Страница 11 из 39
Осуждение юридического рационализма Белинским не привело его к критическому взгляду на реформы Петра; в этом отношении он был убежденным западником – даже в примирительном периоде. Но его толкование положения Гегеля – “все действительное разумно” – настроило его враждебно по отношению к идее подражания развитым странам Запада путем законодательного ограничения власти русских императоров. В письме 1837 г. он писал: “Петр есть ясное доказательство, что Россия не из себя разовьет свою гражданственность и свою свободу, но получит то и другое от своих царей… Правда, мы еще не имеем прав, мы еще рабы, если угодно, но это оттого, что мы еще должны быть рабами. Россия еще дитя, для которого нужна нянька, в груди которой билось бы сердце, полное любви к своему питомцу, а в руке которой была бы лоза, готовая наказывать за шалости. Дать дитяти полную свободу – значит погубить его. Дать России, в теперешнем ее состоянии, конституцию – значит погубить Россию. В понятии нашего народа, свобода есть воля, а воля – озорничество… Гражданская свобода должна быть плодом внутренней свободы каждого индивида, составляющего народ, а внутренняя свобода приобретается сознанием. И таким-то прекрасным путем достигнет свободы наша Россия”[82].
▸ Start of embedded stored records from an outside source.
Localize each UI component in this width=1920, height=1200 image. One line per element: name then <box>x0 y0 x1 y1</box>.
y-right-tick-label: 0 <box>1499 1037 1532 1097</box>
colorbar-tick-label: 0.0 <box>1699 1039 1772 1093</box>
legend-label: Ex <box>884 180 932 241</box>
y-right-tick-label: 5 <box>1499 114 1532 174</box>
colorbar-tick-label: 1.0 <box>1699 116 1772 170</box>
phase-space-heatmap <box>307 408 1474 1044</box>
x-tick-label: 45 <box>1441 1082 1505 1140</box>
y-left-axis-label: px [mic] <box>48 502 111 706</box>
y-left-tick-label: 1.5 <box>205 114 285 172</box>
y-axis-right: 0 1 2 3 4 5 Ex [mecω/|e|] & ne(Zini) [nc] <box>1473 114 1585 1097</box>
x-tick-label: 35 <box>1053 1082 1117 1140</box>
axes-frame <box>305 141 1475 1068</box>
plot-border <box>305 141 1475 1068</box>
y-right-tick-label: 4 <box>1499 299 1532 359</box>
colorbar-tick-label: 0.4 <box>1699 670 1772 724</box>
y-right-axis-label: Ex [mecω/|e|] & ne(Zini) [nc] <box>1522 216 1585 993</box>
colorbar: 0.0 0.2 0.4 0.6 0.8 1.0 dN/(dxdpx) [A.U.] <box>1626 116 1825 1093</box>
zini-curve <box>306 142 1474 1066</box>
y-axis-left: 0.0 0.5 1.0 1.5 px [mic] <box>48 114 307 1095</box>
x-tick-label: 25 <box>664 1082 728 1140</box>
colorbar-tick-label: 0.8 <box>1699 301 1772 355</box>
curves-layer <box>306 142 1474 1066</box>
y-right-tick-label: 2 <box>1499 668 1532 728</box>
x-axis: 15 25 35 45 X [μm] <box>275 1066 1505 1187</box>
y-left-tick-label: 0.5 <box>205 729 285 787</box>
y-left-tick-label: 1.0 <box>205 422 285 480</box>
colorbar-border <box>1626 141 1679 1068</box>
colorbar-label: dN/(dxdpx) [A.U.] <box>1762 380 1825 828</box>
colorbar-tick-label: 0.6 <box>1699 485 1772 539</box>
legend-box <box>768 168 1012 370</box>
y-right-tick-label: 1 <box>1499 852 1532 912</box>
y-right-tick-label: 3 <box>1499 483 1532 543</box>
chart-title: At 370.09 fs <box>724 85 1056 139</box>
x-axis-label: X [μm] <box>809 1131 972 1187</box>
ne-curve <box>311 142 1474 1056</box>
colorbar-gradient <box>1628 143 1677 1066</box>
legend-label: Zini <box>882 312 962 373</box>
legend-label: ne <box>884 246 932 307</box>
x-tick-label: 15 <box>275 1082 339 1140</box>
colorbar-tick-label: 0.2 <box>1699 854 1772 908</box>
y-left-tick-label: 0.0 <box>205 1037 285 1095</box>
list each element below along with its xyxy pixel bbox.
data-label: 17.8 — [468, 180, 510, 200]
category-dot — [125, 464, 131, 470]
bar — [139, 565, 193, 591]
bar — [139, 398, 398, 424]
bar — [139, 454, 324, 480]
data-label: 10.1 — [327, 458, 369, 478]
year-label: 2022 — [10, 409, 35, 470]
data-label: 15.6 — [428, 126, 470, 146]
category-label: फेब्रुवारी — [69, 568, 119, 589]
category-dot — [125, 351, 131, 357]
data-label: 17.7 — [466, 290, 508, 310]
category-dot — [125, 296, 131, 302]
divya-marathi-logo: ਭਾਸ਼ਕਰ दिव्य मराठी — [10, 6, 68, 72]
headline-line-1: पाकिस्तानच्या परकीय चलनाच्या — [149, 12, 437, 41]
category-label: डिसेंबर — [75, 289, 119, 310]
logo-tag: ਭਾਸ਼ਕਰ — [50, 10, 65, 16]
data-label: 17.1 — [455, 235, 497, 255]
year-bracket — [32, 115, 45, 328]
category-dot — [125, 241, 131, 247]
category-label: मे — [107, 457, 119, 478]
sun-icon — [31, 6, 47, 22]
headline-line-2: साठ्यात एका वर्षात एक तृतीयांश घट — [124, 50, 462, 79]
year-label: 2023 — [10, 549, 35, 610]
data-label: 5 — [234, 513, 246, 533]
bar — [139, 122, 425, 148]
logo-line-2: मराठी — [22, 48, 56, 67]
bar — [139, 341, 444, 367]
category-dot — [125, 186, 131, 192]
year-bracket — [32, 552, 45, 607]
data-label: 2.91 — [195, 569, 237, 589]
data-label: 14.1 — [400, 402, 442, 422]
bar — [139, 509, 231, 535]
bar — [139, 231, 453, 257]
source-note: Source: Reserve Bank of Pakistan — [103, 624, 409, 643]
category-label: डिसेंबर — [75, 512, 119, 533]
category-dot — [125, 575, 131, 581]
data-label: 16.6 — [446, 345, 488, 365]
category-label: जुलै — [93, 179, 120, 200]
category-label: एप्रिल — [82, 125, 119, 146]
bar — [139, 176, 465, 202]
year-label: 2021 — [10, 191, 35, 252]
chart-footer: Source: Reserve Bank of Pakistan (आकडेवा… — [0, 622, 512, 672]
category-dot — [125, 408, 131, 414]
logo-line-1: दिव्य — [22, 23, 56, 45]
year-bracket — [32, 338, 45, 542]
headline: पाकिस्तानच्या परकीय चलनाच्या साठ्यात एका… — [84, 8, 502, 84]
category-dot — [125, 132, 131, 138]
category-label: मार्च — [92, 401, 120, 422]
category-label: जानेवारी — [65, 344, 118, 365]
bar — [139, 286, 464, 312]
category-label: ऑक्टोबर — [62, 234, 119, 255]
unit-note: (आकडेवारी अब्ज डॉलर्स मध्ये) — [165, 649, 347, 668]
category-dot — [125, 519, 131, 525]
Это письмо было написано в самом начале “примирения” Белинского. Когда же он полностью развил свое консервативное и националистическое толкование гегельянства, его взгляды на свободу России нашли более философское и одновременно еще более крайнее выражение. “В слове ‘царь’ чудно слито сознание русского народа, и для него это слово полно поэзии и таинственного значения… И это не случайность, а самая строгая, самая разумная необходимость, открывающая себя в истории народа русского. В царе наша свобода, потому что от него наша новая цивилизация, наше просвещение, так же, как от него наша жизнь… безусловное повиновение царской власти есть не одна польза и необходимость наша, но и высшая поэзия нашей жизни, наша народность… пора сознать, что мы имеем разумное право быть горды нашею любовию к царю, нашею безграничною преданностию его священной воле, как горды англичане своими государственными постановлениями, своими гражданскими правами, как горды Северо-Американские Штаты своею свободою. Жизнь всякого народа есть разумно-необходимая форма общемировой идеи, и в этой идее заключаются и значение, и сила, и мощь, и поэзия народной жизни; а живое, разумное сознание этой идеи есть и цель жизни народа, и вместе ее внутренний двигатель. Петр Великий, приобщив Россию европейской жизни, дал через это русской жизни новую, обширнейшую форму, но отнюдь не изменил ее субстанциального основания… не забудем же, что достижение цели возможно только через разумное развитие не какого-нибудь чуждого и внешнего, а субстанциального, родного начала народной жизни и что таинственное зерно, корень, сущность и жизненный пульс нашей народной жизни выражается словом ‘царь’”[83].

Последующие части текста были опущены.